Sunday, October 26, 2008


Pages: 300
Date: 26/10/2008
Grade: 5
Details: First read for the Bailieborough Library Reading Group

This was neither a fast nor an easy read, and I can understand why somebody might give up on it and decide not to finish it.
Yet, anybody deciding not to read or finish this book would be doing themselves a great disservice. This was, for me, a very beautiful and moving book. Based on the content of the book, reading the story should have been heartbreaking, but that is not the emotion I was left with. I was left with a feeling of serenity and beauty, which surely must be down to the author's writing; simple and slightly detached, the way we do tend to look at memories from long ago, no matter how painful the events we are remembering.
The story:
In Roscommon Regional Mental Hospital Roseanne McNulty (or should that be Clear) is about 100 years old (nobody knows her exact age) when she decides to write down the story of her early life. A life that was difficult from the start since she was born a protestant in a Catholic country in times of great turmoil. A life filled with tragedy and a life that lead her to spend most of her adult years in mental institutions.

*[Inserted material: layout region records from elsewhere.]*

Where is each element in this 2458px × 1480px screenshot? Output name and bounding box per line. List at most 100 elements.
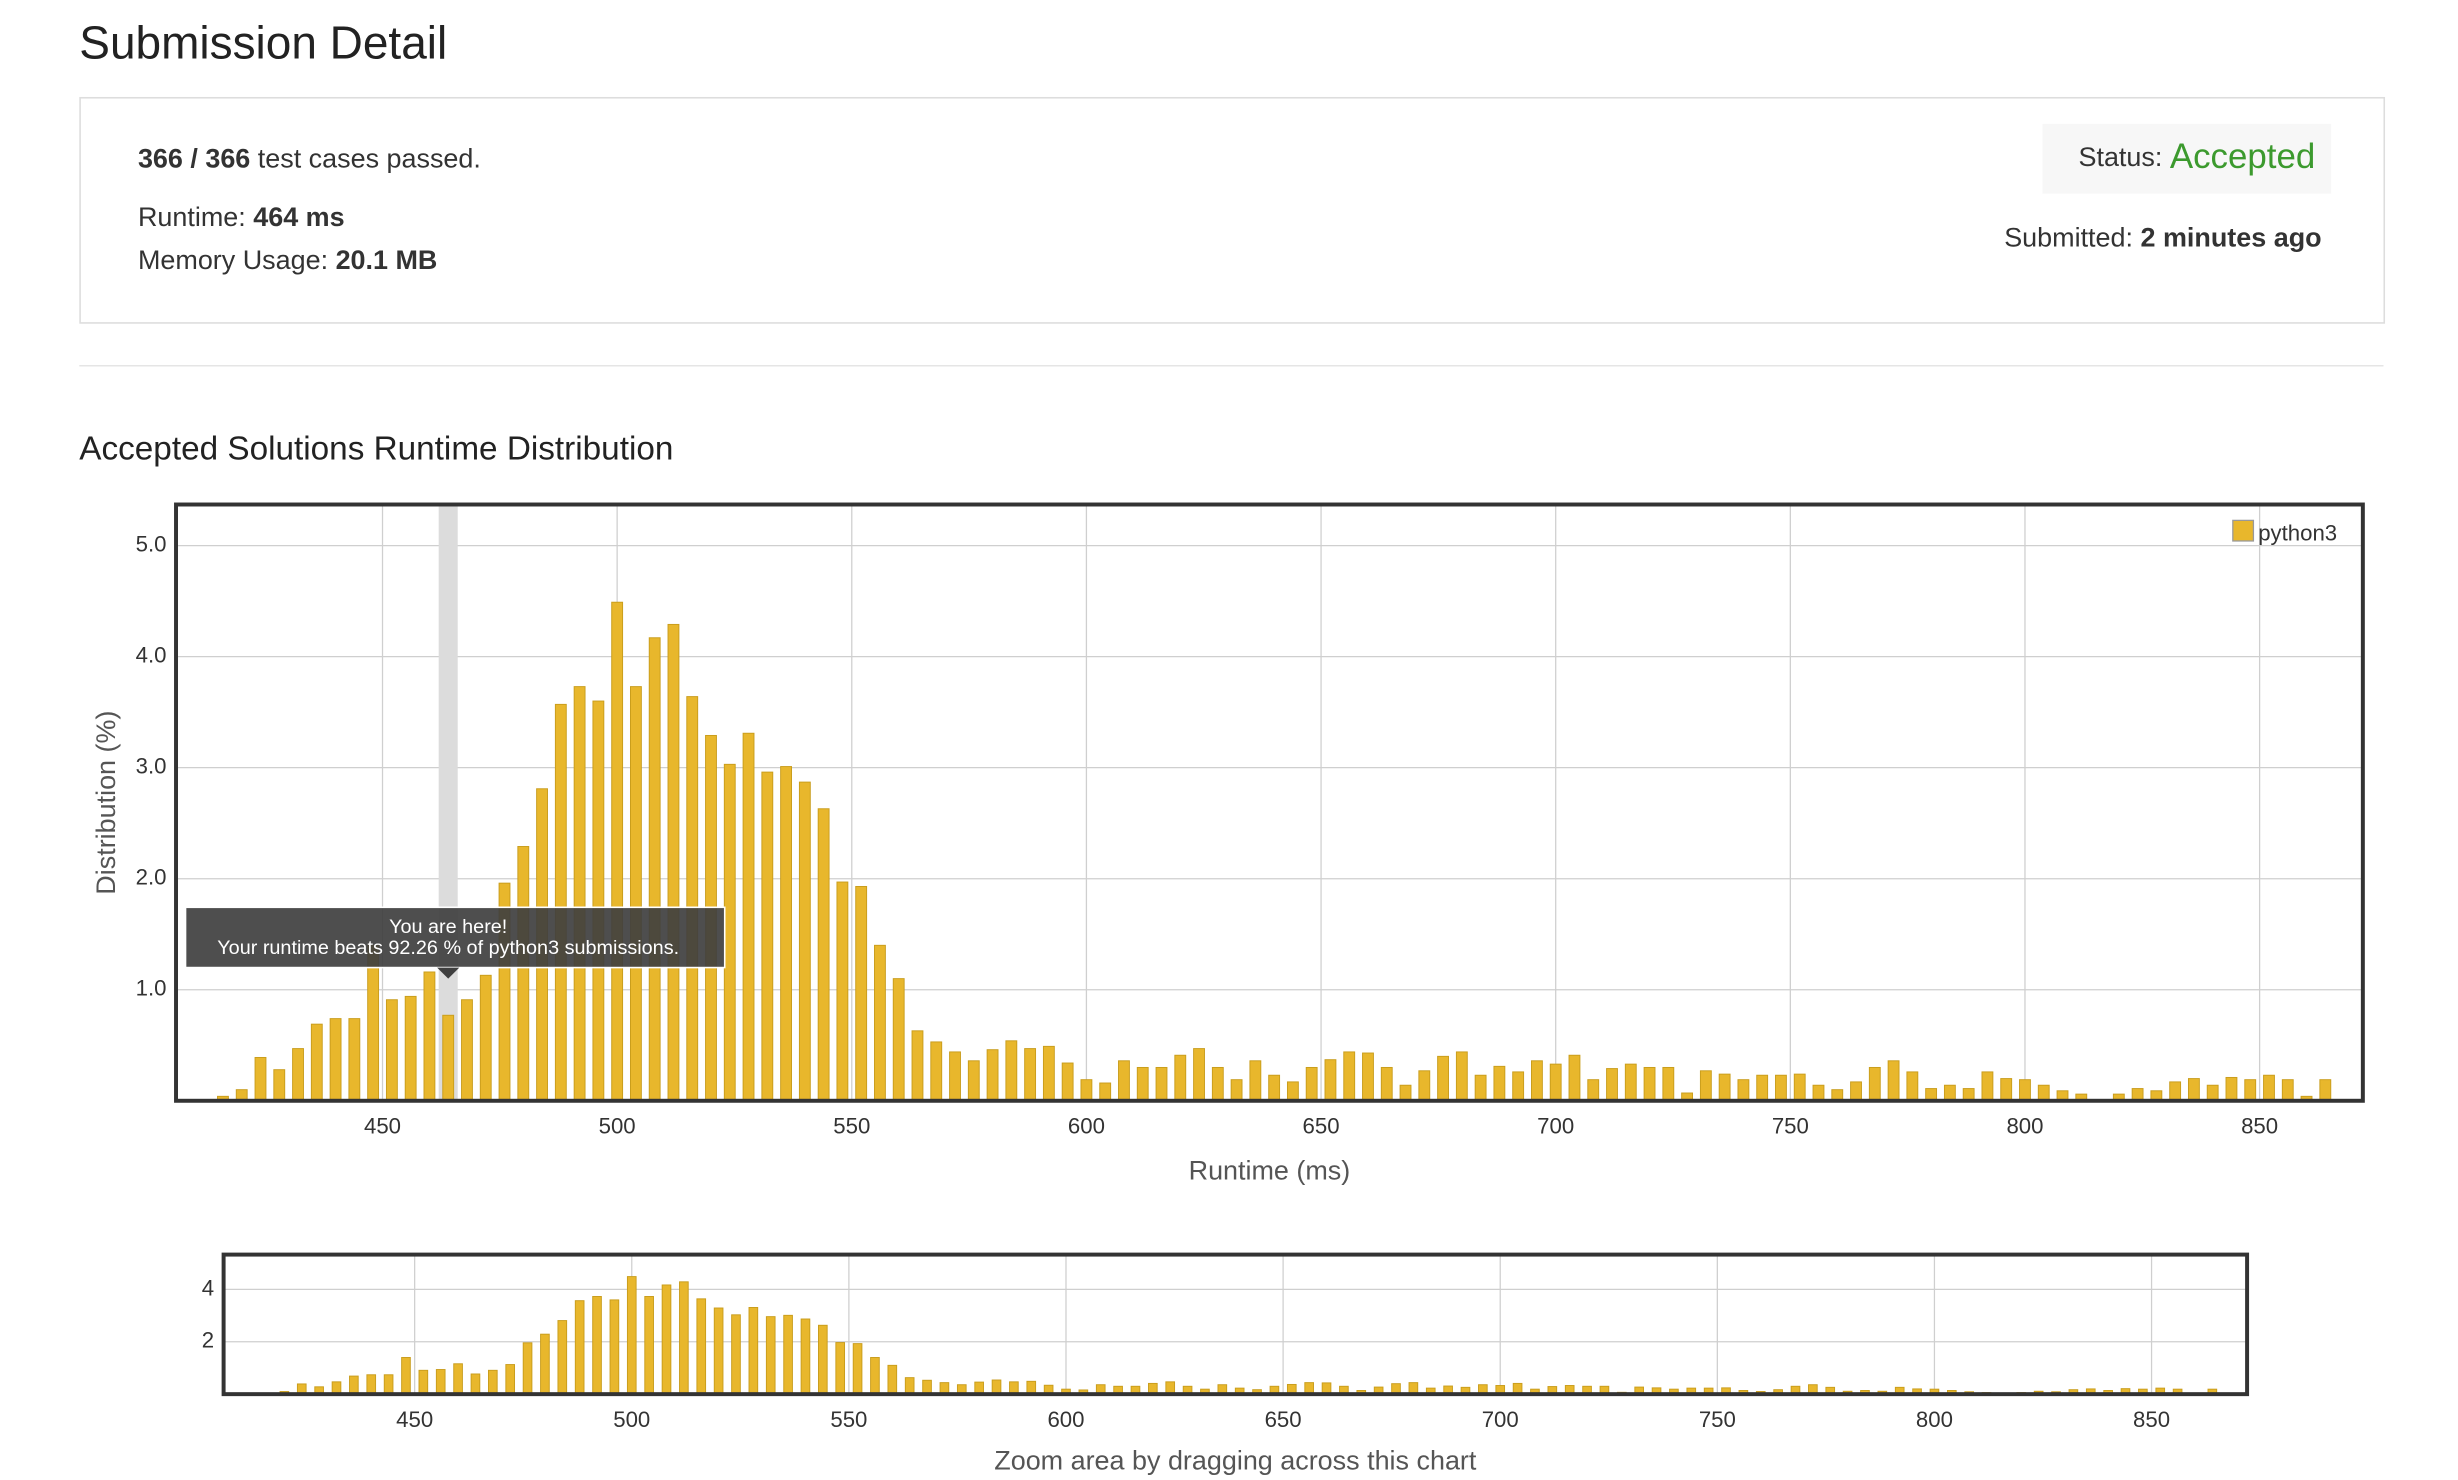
bar bbox=[991, 1379, 1002, 1395]
bar bbox=[366, 1374, 377, 1395]
bar bbox=[1662, 1066, 1675, 1102]
bar bbox=[723, 763, 736, 1102]
bar bbox=[1042, 1045, 1055, 1102]
bar bbox=[644, 1296, 654, 1395]
bar bbox=[292, 1048, 304, 1102]
bar bbox=[887, 1364, 898, 1395]
bar bbox=[522, 1342, 533, 1395]
bar bbox=[1493, 1065, 1506, 1102]
bar bbox=[686, 696, 699, 1102]
bar bbox=[1343, 1051, 1356, 1102]
bar bbox=[1906, 1071, 1919, 1102]
bar bbox=[922, 1379, 932, 1395]
bar bbox=[1362, 1052, 1374, 1102]
bar bbox=[1399, 1084, 1412, 1102]
bar bbox=[2319, 1079, 2332, 1102]
bar bbox=[1737, 1079, 1750, 1102]
status-line: Status: Accepted bbox=[2079, 137, 2316, 176]
bar bbox=[310, 1023, 323, 1102]
bar bbox=[2263, 1074, 2275, 1102]
bar bbox=[1024, 1048, 1037, 1102]
x-tick-label: 600 bbox=[1068, 1114, 1105, 1139]
bar bbox=[679, 1281, 689, 1395]
runtime-label: Runtime: bbox=[138, 202, 246, 232]
bar bbox=[852, 1343, 863, 1395]
bar bbox=[1118, 1060, 1130, 1102]
passed-line: 366 / 366 test cases passed. bbox=[138, 144, 481, 174]
bar bbox=[835, 1342, 846, 1395]
bar bbox=[800, 1318, 811, 1395]
bar bbox=[479, 974, 492, 1102]
bar bbox=[348, 1018, 361, 1102]
bar bbox=[404, 995, 417, 1102]
bar bbox=[967, 1060, 980, 1102]
bar bbox=[1305, 1066, 1318, 1102]
legend-label: python3 bbox=[2258, 520, 2337, 545]
x-tick-label: 500 bbox=[613, 1407, 650, 1432]
x-axis-label: Zoom area by dragging across this chart bbox=[994, 1445, 1477, 1475]
submitted-line: Submitted: 2 minutes ago bbox=[2004, 223, 2321, 253]
bar bbox=[1437, 1055, 1449, 1102]
bar bbox=[488, 1369, 498, 1395]
page-title: Submission Detail bbox=[79, 16, 447, 68]
bar bbox=[761, 771, 774, 1102]
bar bbox=[435, 1369, 446, 1395]
bar bbox=[1624, 1063, 1637, 1102]
y-axis-label: Distribution (%) bbox=[91, 711, 121, 895]
bar bbox=[949, 1051, 961, 1102]
status-value: Accepted bbox=[2170, 137, 2315, 176]
y-tick-label: 3.0 bbox=[136, 754, 167, 779]
bar bbox=[1380, 1066, 1393, 1102]
bar bbox=[254, 1056, 267, 1102]
bar bbox=[765, 1316, 776, 1395]
bar bbox=[911, 1030, 924, 1102]
bar bbox=[329, 1018, 342, 1102]
x-tick-label: 700 bbox=[1537, 1114, 1574, 1139]
tooltip-text: Your runtime beats 92.26 % of python3 su… bbox=[217, 937, 679, 959]
bar bbox=[574, 1300, 585, 1395]
y-tick-label: 1.0 bbox=[136, 976, 167, 1001]
bar bbox=[505, 1364, 516, 1395]
bar bbox=[1193, 1048, 1205, 1102]
bar bbox=[418, 1369, 429, 1395]
x-tick-label: 550 bbox=[833, 1114, 870, 1139]
bar bbox=[423, 971, 436, 1102]
memory-label: Memory Usage: bbox=[138, 245, 328, 275]
bar bbox=[1887, 1060, 1900, 1102]
bar bbox=[609, 1299, 620, 1395]
bar bbox=[592, 1296, 602, 1395]
bar bbox=[2037, 1084, 2050, 1102]
bar bbox=[1981, 1071, 1994, 1102]
bar bbox=[2000, 1078, 2013, 1102]
bar bbox=[904, 1377, 915, 1395]
tooltip-box bbox=[184, 906, 726, 969]
y-tick-label: 2.0 bbox=[136, 865, 167, 890]
bar bbox=[2244, 1079, 2257, 1102]
bar bbox=[629, 686, 642, 1102]
bar bbox=[1155, 1066, 1168, 1102]
bar bbox=[1136, 1066, 1149, 1102]
memory-line: Memory Usage: 20.1 MB bbox=[138, 245, 437, 275]
bar bbox=[2019, 1079, 2031, 1102]
bar bbox=[1606, 1068, 1618, 1102]
x-tick-label: 450 bbox=[396, 1407, 433, 1432]
bar bbox=[667, 623, 680, 1102]
bar bbox=[1549, 1063, 1562, 1102]
bar bbox=[470, 1373, 481, 1395]
bar bbox=[817, 808, 830, 1102]
bar bbox=[442, 1014, 455, 1102]
bar bbox=[1793, 1073, 1806, 1102]
summary-box bbox=[79, 96, 2386, 324]
x-tick-label: 550 bbox=[830, 1407, 867, 1432]
bar bbox=[874, 944, 886, 1102]
x-tick-label: 700 bbox=[1482, 1407, 1519, 1432]
y-tick-label: 5.0 bbox=[136, 531, 167, 556]
y-tick-label: 2 bbox=[202, 1328, 214, 1353]
bar bbox=[855, 885, 868, 1102]
bar bbox=[798, 781, 811, 1102]
y-tick-label: 4.0 bbox=[136, 642, 167, 667]
x-tick-label: 650 bbox=[1303, 1114, 1340, 1139]
tooltip-title: You are here! bbox=[389, 916, 507, 938]
bar bbox=[1943, 1084, 1956, 1102]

At the same time, her psychiatrist, faced with the imminent closure of the mental hospital starts looking into Roseanne's history, and the reasons for her having been committed, in order to decide about her future.
Both stories are told in the form of journals, and it soon emerges that Roseanne's narrative doesn't always agree with the documents Dr. Grene can get his hands on.
The question is, what is the true account? Or even, is there such a thing as a true account? Or does the truth, like beauty, depend on the eyes of the beholder, and on the tricks the passage of time plays on memories?